山口新聞 東流西流 #1「分からない、の探求」
2021年5月13日から毎週一回7週間山口新聞の「東流西流」というコラムを書かせてもらった。何を書いても良いという条件であったが、せっかくならば7回の連続したコラムに出来たら、ということで、「アートは難しいと言われる理由」について考えてみることにした。毎回540文字に収めるのに難儀したけれど、ローカル紙と言えども、普段届かない人へも届く可能性があるのでなるべくシンプルに一つのメッセージが伝わるよう心がけた。今思えばもう少しお楽しみ要素を入れれば良かったな、という反省はある。

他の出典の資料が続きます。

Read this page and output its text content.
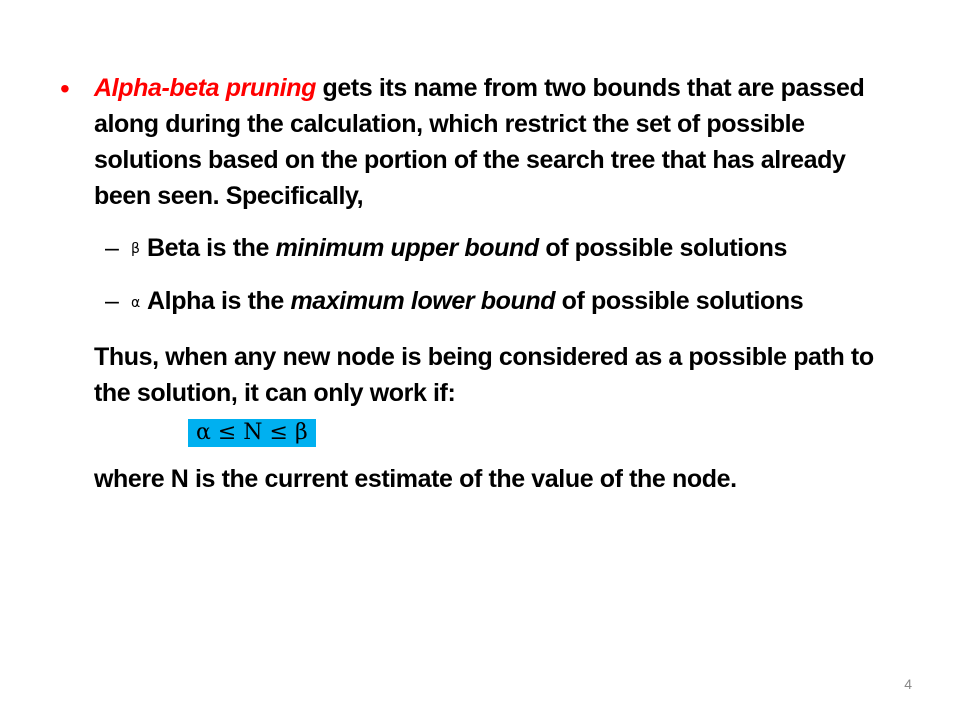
• Alpha-beta pruning gets its name from two bounds that are passed along during the calculation, which restrict the set of possible solutions based on the portion of the search tree that has already been seen. Specifically,
– β Beta is the minimum upper bound of possible solutions
– α Alpha is the maximum lower bound of possible solutions
Thus, when any new node is being considered as a possible path to the solution, it can only work if:
α ≤ N ≤ β
where N is the current estimate of the value of the node.
4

山口新聞の担当の方から了承をもらい、こちらのノートへ転載していくことにする。まずは#1より。
#1 分からない、の探求
新たに連載を担当することになった会田大也(あいだだいや)です。山口情報芸術センターの開館直後から教育普及を担当した後、現在は学芸普及のディレクターをしています。職業柄、アートの目の前で人が何かを考えたり感じたりすることについて関心があります。

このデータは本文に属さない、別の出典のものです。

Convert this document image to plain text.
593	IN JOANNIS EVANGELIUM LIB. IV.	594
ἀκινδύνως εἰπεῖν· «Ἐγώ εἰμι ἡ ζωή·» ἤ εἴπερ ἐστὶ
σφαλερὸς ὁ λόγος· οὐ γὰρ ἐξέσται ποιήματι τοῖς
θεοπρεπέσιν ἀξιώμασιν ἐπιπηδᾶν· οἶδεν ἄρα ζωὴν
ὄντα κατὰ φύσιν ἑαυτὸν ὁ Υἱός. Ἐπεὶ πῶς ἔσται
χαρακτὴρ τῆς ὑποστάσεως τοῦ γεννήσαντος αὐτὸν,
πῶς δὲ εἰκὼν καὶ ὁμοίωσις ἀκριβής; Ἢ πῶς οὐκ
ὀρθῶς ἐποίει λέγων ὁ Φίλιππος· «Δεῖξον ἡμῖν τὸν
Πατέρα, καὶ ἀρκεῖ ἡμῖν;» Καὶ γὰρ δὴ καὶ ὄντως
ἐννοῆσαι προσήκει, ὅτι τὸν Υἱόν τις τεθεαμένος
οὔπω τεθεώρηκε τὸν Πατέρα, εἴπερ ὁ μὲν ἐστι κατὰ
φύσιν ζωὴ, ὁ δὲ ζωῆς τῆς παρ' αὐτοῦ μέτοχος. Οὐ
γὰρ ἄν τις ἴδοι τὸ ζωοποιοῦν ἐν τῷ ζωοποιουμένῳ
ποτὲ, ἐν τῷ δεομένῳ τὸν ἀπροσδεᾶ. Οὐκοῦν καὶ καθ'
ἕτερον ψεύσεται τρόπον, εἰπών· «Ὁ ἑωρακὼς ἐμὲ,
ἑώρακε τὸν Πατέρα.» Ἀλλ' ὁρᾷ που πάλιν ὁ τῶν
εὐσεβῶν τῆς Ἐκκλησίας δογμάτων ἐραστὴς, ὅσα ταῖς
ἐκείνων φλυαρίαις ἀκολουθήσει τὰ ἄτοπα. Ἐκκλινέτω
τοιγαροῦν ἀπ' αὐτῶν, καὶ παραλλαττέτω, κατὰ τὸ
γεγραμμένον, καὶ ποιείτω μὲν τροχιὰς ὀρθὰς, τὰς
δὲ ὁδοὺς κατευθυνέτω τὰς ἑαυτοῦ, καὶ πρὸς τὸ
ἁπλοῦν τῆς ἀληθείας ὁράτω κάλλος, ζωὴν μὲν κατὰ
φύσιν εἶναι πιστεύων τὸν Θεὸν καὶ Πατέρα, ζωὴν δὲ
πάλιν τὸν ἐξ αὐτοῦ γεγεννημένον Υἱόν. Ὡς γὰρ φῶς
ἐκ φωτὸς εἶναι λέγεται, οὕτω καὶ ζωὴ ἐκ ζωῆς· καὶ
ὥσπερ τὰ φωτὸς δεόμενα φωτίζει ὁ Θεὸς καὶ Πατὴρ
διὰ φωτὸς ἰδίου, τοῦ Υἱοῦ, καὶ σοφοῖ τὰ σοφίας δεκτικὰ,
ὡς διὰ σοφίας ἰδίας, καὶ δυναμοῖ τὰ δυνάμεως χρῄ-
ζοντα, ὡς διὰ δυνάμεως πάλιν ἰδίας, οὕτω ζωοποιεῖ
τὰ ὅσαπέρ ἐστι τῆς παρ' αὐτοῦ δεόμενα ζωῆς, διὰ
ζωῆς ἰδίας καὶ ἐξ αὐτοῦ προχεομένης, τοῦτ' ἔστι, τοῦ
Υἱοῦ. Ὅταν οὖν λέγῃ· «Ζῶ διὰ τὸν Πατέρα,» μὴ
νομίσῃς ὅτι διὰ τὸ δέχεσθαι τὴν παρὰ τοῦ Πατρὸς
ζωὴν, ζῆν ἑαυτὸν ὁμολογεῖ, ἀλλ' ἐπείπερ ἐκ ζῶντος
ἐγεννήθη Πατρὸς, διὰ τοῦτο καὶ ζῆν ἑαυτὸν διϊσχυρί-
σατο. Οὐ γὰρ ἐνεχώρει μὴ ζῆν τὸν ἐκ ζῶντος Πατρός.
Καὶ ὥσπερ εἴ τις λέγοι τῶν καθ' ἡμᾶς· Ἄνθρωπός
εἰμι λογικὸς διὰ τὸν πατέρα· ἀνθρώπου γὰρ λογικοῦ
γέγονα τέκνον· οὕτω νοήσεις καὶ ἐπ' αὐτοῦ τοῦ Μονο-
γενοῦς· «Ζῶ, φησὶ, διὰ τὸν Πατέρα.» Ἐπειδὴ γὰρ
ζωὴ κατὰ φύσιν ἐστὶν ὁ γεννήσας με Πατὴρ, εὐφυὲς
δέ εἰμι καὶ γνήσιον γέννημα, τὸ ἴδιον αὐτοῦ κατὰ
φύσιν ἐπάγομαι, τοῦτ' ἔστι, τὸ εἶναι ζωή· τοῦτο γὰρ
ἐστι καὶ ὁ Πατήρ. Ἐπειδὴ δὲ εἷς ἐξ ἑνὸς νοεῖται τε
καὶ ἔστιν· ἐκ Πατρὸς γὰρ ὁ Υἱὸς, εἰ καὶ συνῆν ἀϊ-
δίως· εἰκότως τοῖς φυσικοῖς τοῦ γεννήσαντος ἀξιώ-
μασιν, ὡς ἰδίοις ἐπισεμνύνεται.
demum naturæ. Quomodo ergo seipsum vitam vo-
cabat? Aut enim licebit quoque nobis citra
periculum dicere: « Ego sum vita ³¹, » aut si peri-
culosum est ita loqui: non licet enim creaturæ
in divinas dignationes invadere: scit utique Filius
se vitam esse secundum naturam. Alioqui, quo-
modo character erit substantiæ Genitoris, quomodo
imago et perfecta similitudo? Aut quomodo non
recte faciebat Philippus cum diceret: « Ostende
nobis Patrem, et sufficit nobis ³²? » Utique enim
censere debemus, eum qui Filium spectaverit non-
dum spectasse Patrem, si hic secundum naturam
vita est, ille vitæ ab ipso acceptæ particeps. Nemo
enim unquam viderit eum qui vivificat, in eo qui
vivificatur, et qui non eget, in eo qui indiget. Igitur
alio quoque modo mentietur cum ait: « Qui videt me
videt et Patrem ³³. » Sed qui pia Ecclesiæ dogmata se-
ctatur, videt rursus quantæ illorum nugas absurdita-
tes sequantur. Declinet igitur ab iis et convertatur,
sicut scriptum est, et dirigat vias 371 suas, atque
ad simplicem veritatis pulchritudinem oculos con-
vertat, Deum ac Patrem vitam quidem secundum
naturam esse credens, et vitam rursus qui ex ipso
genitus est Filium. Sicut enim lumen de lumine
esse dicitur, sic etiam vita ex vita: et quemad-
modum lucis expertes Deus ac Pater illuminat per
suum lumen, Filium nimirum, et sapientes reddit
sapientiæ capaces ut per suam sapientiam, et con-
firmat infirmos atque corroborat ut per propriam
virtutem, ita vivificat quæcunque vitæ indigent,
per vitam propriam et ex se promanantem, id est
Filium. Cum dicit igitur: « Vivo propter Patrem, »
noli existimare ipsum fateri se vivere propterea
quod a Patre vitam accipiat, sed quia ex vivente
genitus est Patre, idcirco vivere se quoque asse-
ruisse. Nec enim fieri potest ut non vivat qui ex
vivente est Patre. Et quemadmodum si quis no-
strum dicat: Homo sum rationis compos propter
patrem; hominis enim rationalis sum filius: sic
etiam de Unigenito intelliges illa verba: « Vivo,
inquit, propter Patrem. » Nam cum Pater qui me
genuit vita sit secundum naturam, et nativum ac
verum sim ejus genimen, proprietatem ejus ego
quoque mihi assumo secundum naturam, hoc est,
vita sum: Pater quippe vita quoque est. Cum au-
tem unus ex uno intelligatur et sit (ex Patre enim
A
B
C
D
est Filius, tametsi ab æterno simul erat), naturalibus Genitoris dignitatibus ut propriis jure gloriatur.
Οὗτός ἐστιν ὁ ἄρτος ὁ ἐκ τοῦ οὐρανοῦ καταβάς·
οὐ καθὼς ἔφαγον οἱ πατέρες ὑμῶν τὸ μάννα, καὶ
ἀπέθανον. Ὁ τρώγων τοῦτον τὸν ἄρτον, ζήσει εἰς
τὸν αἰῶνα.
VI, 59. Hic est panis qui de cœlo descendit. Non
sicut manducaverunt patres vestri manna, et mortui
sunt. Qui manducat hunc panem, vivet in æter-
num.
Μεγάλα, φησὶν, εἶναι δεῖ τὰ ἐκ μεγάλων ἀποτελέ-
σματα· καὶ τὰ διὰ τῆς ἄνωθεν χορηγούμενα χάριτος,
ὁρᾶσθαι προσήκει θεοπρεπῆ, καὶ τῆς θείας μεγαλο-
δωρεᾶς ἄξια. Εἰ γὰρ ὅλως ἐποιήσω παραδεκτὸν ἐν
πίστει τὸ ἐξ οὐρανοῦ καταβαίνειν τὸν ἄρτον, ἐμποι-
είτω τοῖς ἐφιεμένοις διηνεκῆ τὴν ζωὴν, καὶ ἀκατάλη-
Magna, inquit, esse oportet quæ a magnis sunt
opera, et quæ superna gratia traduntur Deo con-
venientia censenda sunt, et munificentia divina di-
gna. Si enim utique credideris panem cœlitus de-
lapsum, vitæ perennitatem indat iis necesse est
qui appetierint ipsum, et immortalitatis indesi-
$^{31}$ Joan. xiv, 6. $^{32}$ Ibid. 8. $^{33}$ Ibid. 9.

「アートは分かりにくい」と言われて久しいですが、こうした常識が生まれた背景は何でしょうか?また、そんな前提を超えアートを楽しむためにはどんな方法があるのでしょうか。本連載ではそうしたテーマを扱っていこうと思います。
まずそもそも「分かる」とは何か?について。元は「何かと何かを分ける、区別する」という語源です。海と川、森と里、トカゲとヤモリ…等、自然の中では区別するべきことが多数あります。転じて「対象のことを知っている、理解している」という意味になりました。逆に初めて見るものについては知識がない、分からないとなります。

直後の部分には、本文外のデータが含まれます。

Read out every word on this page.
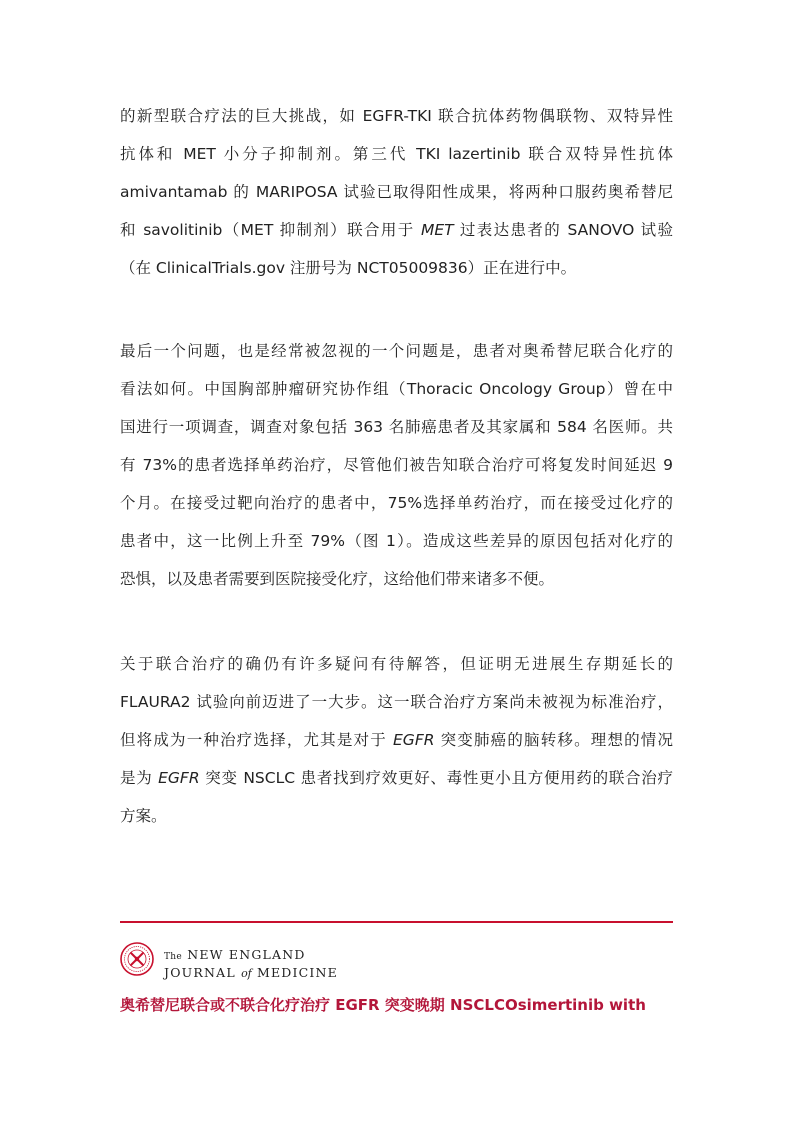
的新型联合疗法的巨大挑战，如 EGFR-TKI 联合抗体药物偶联物、双特异性
抗体和 MET 小分子抑制剂。第三代 TKI lazertinib 联合双特异性抗体
amivantamab 的 MARIPOSA 试验已取得阳性成果，将两种口服药奥希替尼
和 savolitinib（MET 抑制剂）联合用于 MET 过表达患者的 SANOVO 试验
（在 ClinicalTrials.gov 注册号为 NCT05009836）正在进行中。
最后一个问题，也是经常被忽视的一个问题是，患者对奥希替尼联合化疗的
看法如何。中国胸部肿瘤研究协作组（Thoracic Oncology Group）曾在中
国进行一项调查，调查对象包括 363 名肺癌患者及其家属和 584 名医师。共
有 73%的患者选择单药治疗，尽管他们被告知联合治疗可将复发时间延迟 9
个月。在接受过靶向治疗的患者中，75%选择单药治疗，而在接受过化疗的
患者中，这一比例上升至 79%（图 1）。造成这些差异的原因包括对化疗的
恐惧，以及患者需要到医院接受化疗，这给他们带来诸多不便。
关于联合治疗的确仍有许多疑问有待解答，但证明无进展生存期延长的
FLAURA2 试验向前迈进了一大步。这一联合治疗方案尚未被视为标准治疗，
但将成为一种治疗选择，尤其是对于 EGFR 突变肺癌的脑转移。理想的情况
是为 EGFR 突变 NSCLC 患者找到疗效更好、毒性更小且方便用药的联合治疗
方案。
The NEW ENGLAND
JOURNAL of MEDICINE
奥希替尼联合或不联合化疗治疗 EGFR 突变晚期 NSCLCOsimertinib with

コミュニケーションには形式と内容がありますが、内容はさておき絵画、彫刻、俳句など、知っている形式の表現であれば、何とか取りつく島がありそうです。
問題は、内容のみならず形式も含めて初めて対峙するような作品と出会った時です。全く初めて目にするような事態と向き合う時、人は創造性を問われるのです。次回はこの続きから。